Saber renunciar adecuadamente, es una de las claves para poder avanzar, para que en tu vida aparezcan cosas nuevas.

Si te aferras a algo que no puede ser o no funciona, te quedas estancado.

Es como por ejemplo, un camino de montaña. Si vas caminando y tu objetivo es coger moras, te vas encontrando zarzales donde alcanzas a coger de todas las clases, unas buenísimas, maduras, otras verdes y menos buenas, etc…

Encuentres lo que encuentres, vas cogiendo moras, unas son buenas y otras no, pero a pesar de todo tú sigues caminando en busca de nuevos zarzales, unos serán fáciles de alcanzar, otros requerirán un poco más de esfuerzo.

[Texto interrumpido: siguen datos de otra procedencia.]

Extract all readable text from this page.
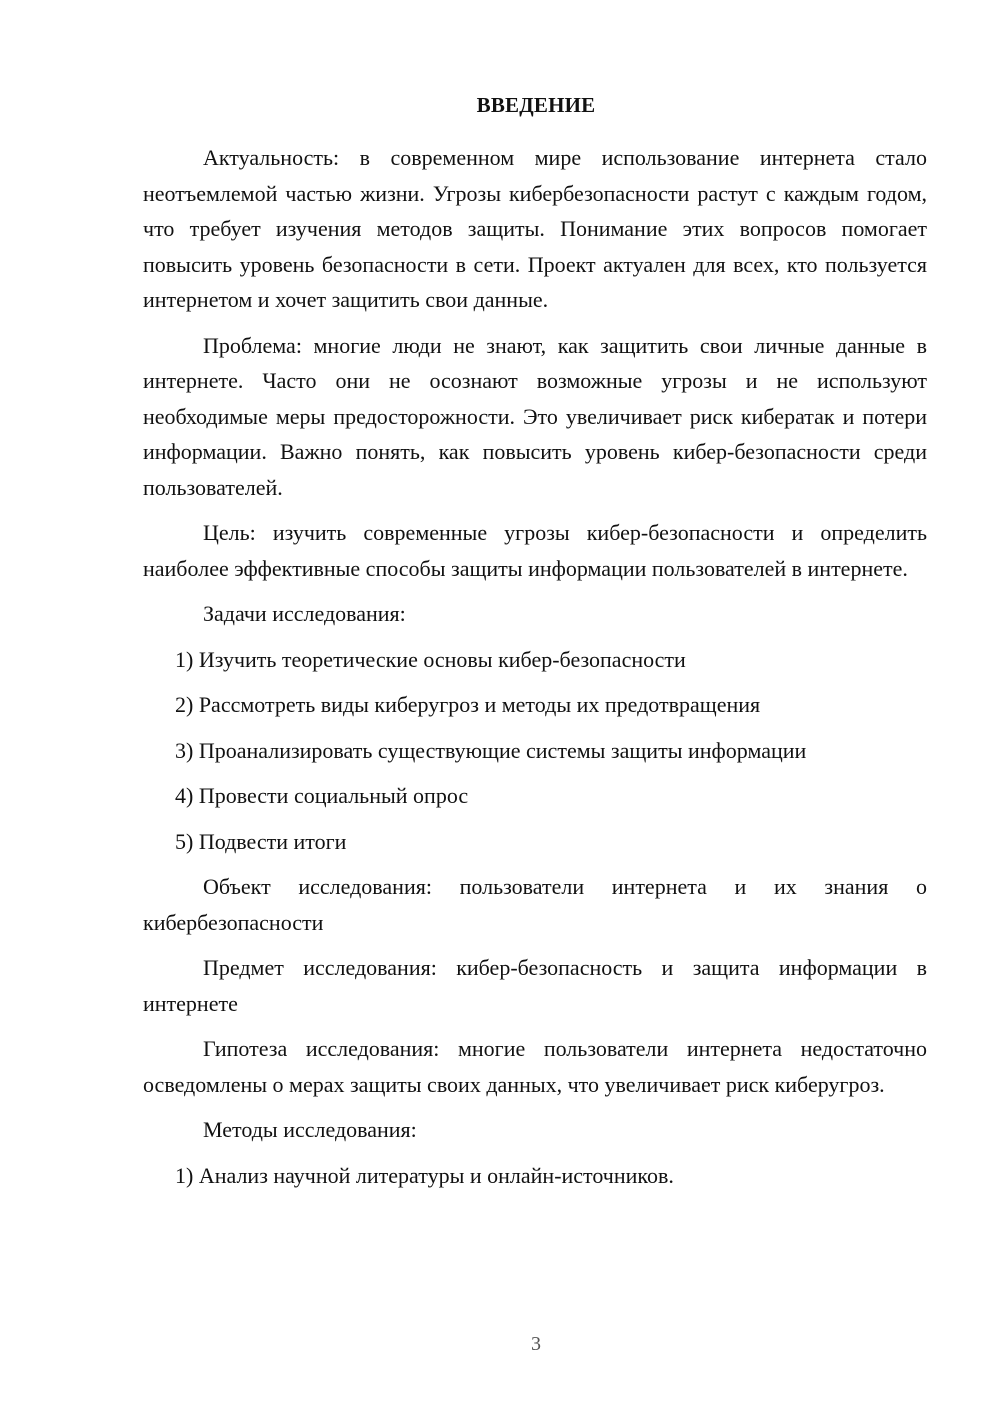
ВВЕДЕНИЕ

Актуальность: в современном мире использование интернета стало неотъемлемой частью жизни. Угрозы кибербезопасности растут с каждым годом, что требует изучения методов защиты. Понимание этих вопросов помогает повысить уровень безопасности в сети. Проект актуален для всех, кто пользуется интернетом и хочет защитить свои данные.

Проблема: многие люди не знают, как защитить свои личные данные в интернете. Часто они не осознают возможные угрозы и не используют необходимые меры предосторожности. Это увеличивает риск кибератак и потери информации. Важно понять, как повысить уровень кибер-безопасности среди пользователей.

Цель: изучить современные угрозы кибер-безопасности и определить наиболее эффективные способы защиты информации пользователей в интернете.

Задачи исследования:

1) Изучить теоретические основы кибер-безопасности
2) Рассмотреть виды киберугроз и методы их предотвращения
3) Проанализировать существующие системы защиты информации
4) Провести социальный опрос
5) Подвести итоги

Объект исследования: пользователи интернета и их знания о кибербезопасности

Предмет исследования: кибер-безопасность и защита информации в интернете

Гипотеза исследования: многие пользователи интернета недостаточно осведомлены о мерах защиты своих данных, что увеличивает риск киберугроз.

Методы исследования:

1) Анализ научной литературы и онлайн-источников.
3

Ahora imaginemos que te encuentras un zarzal precioso, con unas moras espectaculares, pero no alcanzas a cogerlas. Pruebas diferentes estrategias pero todas fallidas.

Están muy bien los intentos, las nuevas formas de acceder, pero cuando ya ves que no es posible, renunciar es lo mejor que puedes hacer. Si insistes más de lo adecuado, ya no sigues el camino hacia adelante, te estancas y te quedas allí, sin poder acceder a esas moras, pero observándolas desde la lejanía.

Te aferras a ese zarzal inalcanzable y ya piensas que ninguno será igual. Por ello, no sigues hacia adelante. El ejemplo del zarzal se puede aplicar a muchos ámbitos de la vida.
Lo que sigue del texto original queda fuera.